# REC--Grilled avocado quesadillas



## PA Baker (May 30, 2005)

*Grilled Avocado Quesadillas*



Ingredients:4 flour tortillas

1 avocado
2 scallions, chopped
1/2 cup grated jack cheese
1 jalapeño pepper, seeded and coarsely chopped
2 cups prepared salsa
1 cup sour cream
​

​Preparation:


Prepare a bed of coals or preheat the gas grill. Remove the avocado from the skin, mash and spread over two of the tortillas. Sprinkle the scallions, jack cheese and jalapeño over the avocado. Cover each with a tortilla. Place on the grill and cook for two minutes. Carefully turn and cook for two more minutes. Cut each quesadilla into piecesand serve with your favorite salsa.


----------



## jkath (May 30, 2005)

Do you hear that? It's the sound of angels singing.

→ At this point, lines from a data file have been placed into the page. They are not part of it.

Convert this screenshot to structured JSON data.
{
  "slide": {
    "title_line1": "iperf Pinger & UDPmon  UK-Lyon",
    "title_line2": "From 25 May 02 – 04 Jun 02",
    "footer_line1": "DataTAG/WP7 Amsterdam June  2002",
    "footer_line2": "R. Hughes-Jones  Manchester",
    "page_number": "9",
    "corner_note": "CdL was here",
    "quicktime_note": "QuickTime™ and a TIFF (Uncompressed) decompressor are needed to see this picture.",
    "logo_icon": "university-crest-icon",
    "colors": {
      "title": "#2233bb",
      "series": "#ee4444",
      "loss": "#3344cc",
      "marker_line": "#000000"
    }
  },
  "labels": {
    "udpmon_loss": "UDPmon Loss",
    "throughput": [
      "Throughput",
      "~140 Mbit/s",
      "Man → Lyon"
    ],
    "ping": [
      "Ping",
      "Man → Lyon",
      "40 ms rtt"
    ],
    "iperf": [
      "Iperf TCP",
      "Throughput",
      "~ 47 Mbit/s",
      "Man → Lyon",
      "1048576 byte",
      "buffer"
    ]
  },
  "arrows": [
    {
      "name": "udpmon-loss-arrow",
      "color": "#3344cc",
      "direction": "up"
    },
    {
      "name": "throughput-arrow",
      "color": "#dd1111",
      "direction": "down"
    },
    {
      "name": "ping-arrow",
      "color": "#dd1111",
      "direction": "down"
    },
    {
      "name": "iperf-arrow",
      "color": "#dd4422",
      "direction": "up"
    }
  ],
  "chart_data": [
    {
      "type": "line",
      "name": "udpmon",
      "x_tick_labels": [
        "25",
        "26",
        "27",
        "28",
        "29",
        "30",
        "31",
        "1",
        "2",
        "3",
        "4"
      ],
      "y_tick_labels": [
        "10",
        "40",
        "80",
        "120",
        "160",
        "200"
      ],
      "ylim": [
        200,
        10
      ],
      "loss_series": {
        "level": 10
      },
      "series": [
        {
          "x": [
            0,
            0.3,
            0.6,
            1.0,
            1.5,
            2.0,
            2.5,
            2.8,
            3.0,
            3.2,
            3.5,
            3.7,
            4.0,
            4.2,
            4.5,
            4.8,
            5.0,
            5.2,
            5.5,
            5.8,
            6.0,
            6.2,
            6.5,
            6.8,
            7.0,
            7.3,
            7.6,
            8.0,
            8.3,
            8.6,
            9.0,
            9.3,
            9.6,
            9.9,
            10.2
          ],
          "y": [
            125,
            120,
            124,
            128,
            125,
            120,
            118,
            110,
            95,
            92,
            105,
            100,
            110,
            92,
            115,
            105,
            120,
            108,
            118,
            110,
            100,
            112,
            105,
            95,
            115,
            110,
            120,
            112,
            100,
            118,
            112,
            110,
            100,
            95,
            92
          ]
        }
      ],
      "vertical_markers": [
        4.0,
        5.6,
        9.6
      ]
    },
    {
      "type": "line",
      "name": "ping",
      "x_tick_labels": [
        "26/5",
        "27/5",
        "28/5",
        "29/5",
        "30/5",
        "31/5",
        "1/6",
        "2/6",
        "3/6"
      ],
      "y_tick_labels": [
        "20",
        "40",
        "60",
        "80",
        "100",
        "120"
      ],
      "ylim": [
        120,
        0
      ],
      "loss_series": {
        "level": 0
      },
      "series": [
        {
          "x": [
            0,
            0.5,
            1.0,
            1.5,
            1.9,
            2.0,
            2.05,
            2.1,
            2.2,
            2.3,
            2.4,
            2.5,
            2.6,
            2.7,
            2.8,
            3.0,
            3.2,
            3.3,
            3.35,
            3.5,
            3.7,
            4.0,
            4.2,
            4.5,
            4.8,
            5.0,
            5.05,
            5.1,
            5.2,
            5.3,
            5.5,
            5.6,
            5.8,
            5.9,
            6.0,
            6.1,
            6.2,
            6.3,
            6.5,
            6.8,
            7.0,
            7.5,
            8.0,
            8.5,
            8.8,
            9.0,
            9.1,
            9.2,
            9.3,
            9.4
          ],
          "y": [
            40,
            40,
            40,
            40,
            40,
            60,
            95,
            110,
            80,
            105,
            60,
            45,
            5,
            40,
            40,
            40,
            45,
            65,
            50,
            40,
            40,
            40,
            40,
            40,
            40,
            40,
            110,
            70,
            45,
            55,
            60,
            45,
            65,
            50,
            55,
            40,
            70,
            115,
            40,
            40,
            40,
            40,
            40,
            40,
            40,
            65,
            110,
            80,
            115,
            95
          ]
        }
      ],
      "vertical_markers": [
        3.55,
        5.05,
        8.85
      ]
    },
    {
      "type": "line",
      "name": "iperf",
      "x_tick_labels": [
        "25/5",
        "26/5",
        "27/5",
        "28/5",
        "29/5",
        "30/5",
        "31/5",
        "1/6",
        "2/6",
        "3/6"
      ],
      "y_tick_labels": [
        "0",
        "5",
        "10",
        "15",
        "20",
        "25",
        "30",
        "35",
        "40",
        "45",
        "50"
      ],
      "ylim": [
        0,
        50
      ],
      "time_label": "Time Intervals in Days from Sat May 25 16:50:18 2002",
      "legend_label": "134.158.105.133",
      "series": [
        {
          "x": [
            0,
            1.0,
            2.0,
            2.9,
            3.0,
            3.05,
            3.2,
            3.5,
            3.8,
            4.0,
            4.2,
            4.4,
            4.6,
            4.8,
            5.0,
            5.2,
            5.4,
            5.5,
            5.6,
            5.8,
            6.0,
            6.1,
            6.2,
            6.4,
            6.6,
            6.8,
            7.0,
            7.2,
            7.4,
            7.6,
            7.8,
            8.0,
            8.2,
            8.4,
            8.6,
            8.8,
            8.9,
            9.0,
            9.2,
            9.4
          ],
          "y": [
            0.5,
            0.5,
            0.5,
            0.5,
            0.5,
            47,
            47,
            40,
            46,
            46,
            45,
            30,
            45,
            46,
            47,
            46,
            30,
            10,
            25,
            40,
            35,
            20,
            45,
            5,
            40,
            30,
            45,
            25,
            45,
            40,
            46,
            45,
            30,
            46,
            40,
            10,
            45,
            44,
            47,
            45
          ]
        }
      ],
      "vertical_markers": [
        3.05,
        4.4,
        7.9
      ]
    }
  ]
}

I adore all things avocado, but have never tried cooking a quesadilla outside on the grill. That's genius!


----------



## PA Baker (May 30, 2005)

I wondered how long it would take you to find this recipe, jkath!  I thought of you the instant I read it.  Are you making some tonight?


----------



## jkath (May 30, 2005)

You know, I just may! They would be so good with a good batch of carne asada!


----------



## SierraCook (Jun 4, 2006)

Wow, PA that recipe sounds wonderful.  Thanks for sharing your recipe.


----------